Blow-up of critical Besov norms at a potential Navier-Stokes singularity

TL;DR

This paper proves that for Navier-Stokes solutions in critical Besov spaces, a finite-time singularity implies the unboundedness of the solution norm, extending previous results to a broader class of function spaces.

Contribution

It generalizes the blow-up norm unboundedness result to all critical Besov spaces where local existence is known, using profile decompositions and an iterative method.

Findings

Unbounded Besov norms at singularity time for Navier-Stokes solutions.

Extension of previous $L^3$ blow-up results to broader Besov spaces.

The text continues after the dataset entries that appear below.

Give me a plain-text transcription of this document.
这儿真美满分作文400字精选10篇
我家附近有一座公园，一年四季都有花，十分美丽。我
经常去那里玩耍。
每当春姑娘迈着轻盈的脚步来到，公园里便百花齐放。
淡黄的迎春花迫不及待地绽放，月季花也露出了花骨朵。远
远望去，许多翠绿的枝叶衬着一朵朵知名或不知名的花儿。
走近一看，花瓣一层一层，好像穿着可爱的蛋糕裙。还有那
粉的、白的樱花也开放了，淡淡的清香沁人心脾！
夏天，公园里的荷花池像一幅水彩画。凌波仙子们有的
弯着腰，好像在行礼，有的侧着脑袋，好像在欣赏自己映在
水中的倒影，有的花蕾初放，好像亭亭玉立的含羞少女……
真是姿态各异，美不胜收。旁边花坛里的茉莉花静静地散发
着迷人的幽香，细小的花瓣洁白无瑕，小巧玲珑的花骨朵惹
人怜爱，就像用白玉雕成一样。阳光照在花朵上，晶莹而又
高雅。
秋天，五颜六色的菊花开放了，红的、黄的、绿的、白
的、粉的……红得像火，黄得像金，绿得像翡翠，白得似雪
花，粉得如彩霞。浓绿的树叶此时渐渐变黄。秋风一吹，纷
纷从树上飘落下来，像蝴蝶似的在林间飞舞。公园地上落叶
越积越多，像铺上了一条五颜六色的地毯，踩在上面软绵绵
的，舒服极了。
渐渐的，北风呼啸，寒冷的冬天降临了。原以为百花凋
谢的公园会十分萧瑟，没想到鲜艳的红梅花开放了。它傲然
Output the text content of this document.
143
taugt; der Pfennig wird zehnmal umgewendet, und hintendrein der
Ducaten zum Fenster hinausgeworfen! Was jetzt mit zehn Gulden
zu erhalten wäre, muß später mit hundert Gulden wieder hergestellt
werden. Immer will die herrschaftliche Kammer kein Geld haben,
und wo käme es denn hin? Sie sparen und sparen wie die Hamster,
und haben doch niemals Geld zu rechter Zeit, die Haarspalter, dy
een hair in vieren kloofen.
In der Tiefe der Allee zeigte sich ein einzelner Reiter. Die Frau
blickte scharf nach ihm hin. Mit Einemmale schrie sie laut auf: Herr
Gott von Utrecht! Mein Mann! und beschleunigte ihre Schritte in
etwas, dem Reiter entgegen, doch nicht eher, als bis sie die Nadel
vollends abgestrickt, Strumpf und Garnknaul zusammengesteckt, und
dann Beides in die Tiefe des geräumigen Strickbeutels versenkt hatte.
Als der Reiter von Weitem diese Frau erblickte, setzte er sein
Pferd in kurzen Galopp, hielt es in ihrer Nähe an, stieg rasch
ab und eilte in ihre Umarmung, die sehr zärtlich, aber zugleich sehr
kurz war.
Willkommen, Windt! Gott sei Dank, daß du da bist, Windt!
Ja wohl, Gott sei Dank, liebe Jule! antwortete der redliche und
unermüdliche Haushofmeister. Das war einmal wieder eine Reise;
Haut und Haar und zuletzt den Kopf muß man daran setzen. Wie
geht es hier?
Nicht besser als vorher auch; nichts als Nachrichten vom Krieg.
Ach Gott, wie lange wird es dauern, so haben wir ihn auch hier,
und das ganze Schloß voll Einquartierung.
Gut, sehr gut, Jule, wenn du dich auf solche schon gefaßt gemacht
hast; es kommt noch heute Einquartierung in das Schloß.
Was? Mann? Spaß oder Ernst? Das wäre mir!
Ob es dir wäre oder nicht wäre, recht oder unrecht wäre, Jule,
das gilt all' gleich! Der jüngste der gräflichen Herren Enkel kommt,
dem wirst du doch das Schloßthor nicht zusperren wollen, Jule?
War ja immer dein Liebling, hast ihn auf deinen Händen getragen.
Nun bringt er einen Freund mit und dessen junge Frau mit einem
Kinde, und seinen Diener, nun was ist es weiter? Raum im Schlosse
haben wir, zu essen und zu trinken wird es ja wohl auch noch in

Introduction of an iterative technique applicable for large p values.

Abstract

We prove that if an initial datum to the incompressible Navier-Stokes equations in any critical Besov space $\dot B^{-1+\frac 3p}_{p,q}(\mathbb{R}^3)$, with $3 <p,q< \infty$, gives rise to a strong solution with a singularity at a finite time $T>0$, then the norm of the solution in that Besov space becomes unbounded at time $T$. This result, which treats all critical Besov spaces where local existence is known, generalizes the result of Escauriaza, Seregin and Sverak (Uspekhi Mat. Nauk 58(2(350)):3-44, 2003) concerning suitable weak solutions blowing up in $L^3(\mathbb{R}^3)$. Our proof uses profile decompositions and is based on our previous work (Math. Ann. 355(4):1527--1559, 2013) which provided an alternative proof of the $L^3(\mathbb{R}^3)$ result. For very large values of $p$, an iterative method, which may be of independent interest, enables us to use some techniques from the $L^3(\mathbb{R}^3)$ setting. (To appear in Communications in Mathematical Physics.)